Et la teneur en vitamine C du lait de chamelle est généralement le double de celle du lait de vache.

En Russie, au Kazakhstan et en Inde, de nombreux exemples de lait de chamelle – jusqu’à un litre par jour – sont prescrits à des patients hospitalisés pour aider à guérir de la tuberculose, de la maladie de Crohn et du diabète.

Composant naturel du lait de vache et du lait maternel, la lactoferrine se trouve également dans tout le corps humain; il se produit dans toutes les sécrétions qui baignent les muqueuses, telles que la salive, les larmes, les sécrétions bronchiques et nasales, la bile hépatique et les liquides pancréatiques.

Le fonctionnement exact de la lactoferrine n’est pas tout à fait clair, mais il est connu pour améliorer la réponse immunitaire, à la fois directement et indirectement (passivement) en réaction à un large éventail de défis immunitaires, et est un facteur essentiel de la réponse immunitaire chez l’homme.

Immunoglobuline unique

“Le secteur médical est très intéressé par l’immunoglobuline du lait de chamelle. C’est la substance qui contribue à l’immunité contre les infections. L’immunoglobuline des chameaux est assez unique dans le monde animal”, explique Faye.

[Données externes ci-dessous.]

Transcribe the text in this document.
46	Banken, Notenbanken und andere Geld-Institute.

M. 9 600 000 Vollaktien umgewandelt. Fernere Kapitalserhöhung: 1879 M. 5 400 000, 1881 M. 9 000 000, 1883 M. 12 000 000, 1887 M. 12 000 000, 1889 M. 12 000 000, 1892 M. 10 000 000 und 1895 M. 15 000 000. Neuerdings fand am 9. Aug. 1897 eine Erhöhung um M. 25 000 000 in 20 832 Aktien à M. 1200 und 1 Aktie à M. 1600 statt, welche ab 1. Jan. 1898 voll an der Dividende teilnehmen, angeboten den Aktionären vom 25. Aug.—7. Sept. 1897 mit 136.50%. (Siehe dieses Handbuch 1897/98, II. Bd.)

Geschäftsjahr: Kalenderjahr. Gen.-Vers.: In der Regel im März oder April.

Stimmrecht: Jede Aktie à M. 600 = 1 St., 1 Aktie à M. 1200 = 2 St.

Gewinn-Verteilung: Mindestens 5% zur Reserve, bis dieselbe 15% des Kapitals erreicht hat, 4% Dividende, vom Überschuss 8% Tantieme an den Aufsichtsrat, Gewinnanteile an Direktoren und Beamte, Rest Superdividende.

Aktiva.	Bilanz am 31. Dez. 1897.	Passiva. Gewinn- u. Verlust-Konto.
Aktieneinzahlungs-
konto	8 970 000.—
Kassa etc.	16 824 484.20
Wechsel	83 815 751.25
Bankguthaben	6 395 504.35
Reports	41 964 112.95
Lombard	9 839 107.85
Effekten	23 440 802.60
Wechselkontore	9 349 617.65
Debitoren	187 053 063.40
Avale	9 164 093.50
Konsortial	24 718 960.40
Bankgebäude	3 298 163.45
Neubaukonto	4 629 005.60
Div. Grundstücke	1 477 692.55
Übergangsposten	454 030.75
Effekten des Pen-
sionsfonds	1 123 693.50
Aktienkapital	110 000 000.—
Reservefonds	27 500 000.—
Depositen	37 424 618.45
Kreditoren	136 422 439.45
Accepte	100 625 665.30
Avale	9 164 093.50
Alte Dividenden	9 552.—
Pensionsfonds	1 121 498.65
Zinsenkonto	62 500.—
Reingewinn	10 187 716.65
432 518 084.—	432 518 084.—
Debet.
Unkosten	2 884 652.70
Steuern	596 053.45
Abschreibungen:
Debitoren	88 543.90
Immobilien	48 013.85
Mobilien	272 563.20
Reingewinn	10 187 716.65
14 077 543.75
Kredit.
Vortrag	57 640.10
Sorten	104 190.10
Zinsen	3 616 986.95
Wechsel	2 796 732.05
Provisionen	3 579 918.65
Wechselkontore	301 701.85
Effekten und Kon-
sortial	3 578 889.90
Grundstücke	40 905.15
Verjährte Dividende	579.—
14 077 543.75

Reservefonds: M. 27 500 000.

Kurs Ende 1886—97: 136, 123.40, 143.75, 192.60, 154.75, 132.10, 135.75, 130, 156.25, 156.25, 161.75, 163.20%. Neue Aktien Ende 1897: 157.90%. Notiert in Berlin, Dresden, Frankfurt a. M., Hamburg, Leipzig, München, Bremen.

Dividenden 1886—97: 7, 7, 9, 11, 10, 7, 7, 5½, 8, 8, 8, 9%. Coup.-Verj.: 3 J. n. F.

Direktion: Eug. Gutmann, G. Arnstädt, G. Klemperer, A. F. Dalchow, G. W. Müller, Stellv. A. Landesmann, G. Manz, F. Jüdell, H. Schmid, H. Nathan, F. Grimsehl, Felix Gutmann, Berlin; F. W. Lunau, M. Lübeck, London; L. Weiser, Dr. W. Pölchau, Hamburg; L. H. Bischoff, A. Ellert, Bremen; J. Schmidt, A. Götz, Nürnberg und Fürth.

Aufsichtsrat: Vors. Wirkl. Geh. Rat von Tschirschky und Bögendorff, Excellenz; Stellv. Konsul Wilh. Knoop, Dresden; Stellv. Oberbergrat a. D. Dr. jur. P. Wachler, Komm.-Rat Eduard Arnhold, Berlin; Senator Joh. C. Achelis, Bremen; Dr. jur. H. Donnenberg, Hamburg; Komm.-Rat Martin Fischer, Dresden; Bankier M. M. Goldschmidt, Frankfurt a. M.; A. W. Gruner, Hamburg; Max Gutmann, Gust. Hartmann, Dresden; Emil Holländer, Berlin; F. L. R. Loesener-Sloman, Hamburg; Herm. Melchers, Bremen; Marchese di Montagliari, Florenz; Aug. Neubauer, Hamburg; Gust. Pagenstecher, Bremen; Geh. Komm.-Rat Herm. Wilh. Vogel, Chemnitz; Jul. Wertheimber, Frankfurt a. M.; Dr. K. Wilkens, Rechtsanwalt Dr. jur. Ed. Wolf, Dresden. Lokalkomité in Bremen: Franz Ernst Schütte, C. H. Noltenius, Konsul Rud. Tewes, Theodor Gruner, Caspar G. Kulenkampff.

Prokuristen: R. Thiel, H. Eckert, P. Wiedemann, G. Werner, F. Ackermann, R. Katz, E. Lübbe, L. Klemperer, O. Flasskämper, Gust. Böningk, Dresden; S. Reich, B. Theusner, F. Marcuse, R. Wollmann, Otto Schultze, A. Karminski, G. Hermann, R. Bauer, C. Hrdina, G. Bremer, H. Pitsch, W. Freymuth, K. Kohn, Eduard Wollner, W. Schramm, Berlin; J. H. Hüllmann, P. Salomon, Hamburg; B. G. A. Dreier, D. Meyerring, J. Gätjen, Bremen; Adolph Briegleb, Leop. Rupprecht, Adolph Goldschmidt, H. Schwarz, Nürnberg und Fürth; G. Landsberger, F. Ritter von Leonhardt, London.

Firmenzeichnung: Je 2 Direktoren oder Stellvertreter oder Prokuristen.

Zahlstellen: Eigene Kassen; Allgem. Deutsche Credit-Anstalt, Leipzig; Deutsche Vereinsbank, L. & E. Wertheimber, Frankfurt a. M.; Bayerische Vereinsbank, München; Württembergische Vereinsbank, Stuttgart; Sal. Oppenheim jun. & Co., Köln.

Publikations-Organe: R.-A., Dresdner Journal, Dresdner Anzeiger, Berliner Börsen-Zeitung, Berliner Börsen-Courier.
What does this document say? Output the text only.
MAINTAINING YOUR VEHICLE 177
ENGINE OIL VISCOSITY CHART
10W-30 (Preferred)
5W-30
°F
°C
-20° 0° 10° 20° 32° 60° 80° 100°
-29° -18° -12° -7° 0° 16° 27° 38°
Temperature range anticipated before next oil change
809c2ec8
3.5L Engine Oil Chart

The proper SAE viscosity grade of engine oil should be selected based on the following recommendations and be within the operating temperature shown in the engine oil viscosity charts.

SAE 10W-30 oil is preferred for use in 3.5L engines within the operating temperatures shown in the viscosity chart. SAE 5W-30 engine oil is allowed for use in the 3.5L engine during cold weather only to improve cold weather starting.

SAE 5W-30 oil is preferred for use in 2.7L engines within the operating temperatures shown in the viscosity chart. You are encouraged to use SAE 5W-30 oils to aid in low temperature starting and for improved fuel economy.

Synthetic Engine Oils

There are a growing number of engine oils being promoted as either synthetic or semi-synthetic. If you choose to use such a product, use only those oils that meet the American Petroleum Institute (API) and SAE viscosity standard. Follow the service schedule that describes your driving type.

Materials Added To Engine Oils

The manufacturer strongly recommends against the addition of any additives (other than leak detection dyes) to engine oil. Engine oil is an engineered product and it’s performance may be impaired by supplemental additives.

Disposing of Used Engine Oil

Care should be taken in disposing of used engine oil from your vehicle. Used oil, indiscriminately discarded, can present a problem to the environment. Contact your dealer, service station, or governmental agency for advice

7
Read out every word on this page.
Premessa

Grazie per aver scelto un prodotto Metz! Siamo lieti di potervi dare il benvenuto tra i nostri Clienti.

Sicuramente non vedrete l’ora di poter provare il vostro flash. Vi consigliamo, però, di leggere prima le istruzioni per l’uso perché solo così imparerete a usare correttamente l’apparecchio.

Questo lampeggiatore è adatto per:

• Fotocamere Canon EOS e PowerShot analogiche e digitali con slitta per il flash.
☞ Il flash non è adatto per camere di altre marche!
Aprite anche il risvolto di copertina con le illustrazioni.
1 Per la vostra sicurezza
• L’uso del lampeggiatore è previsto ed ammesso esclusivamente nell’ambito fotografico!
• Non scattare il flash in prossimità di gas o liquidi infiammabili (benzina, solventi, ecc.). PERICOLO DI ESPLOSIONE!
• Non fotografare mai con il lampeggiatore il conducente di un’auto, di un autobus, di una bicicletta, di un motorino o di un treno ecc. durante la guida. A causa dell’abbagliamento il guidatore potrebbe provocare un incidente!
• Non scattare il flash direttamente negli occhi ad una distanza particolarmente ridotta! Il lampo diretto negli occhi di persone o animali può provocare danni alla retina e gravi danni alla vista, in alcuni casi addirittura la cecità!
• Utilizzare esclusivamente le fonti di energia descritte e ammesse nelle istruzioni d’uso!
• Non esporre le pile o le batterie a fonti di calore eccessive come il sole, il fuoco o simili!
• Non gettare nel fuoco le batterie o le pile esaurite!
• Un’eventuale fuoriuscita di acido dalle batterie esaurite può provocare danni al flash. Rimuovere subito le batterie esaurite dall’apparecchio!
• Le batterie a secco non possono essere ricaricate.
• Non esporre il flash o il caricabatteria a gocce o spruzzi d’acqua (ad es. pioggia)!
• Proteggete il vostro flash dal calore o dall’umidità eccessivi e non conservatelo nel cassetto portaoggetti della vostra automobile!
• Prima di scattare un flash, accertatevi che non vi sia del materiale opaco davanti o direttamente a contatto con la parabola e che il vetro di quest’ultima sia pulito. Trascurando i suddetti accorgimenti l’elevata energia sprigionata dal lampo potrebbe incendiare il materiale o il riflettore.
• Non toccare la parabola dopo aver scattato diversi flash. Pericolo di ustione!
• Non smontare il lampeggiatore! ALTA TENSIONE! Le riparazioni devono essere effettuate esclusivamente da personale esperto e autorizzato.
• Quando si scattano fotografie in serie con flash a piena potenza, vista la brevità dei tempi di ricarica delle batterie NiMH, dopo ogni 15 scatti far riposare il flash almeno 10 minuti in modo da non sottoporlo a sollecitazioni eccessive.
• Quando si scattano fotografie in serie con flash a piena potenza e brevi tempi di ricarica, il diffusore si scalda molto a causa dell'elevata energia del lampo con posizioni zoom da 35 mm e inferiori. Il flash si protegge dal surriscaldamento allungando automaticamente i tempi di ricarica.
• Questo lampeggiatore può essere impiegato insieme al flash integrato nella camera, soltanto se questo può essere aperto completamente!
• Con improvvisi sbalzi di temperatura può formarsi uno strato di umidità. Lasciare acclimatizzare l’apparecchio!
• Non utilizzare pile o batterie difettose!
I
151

La recherche pourrait conduire au développement d’une toute nouvelle famille de vaccins contre certaines des plus grandes maladies mortelles de notre époque, comme le cancer. Sans surprise, une société pharmaceutique de premier plan a inscrit le lait de chamelle à son programme de recherche.

Une percée médicale pourrait entraîner un énorme saut dans le respect des chameaux et de ceux qui les élèvent.

Mais pourrait-il apporter des richesses aux propriétaires de chameaux ? Faye a ses doutes. “Bien sûr, cela pourrait être une solution pour le développement du chameau, mais il y a aussi un risque que l’industrie pharmaceutique puisse isoler la molécule qui l’intéresse et la synthétiser artificiellement. Ensuite, ce serait: ‘Merci chameau mais maintenant vous pouvez revenir en arrière à votre place. ‘” Une analyse approfondie du lait de chamelle montre un potentiel médicinal. La lactoferrine, une protéine du lait, présente en grande quantité dans le lait de chamelle (dix fois plus que dans le lait de vache), possède certaines propriétés antivirales et antibactériennes.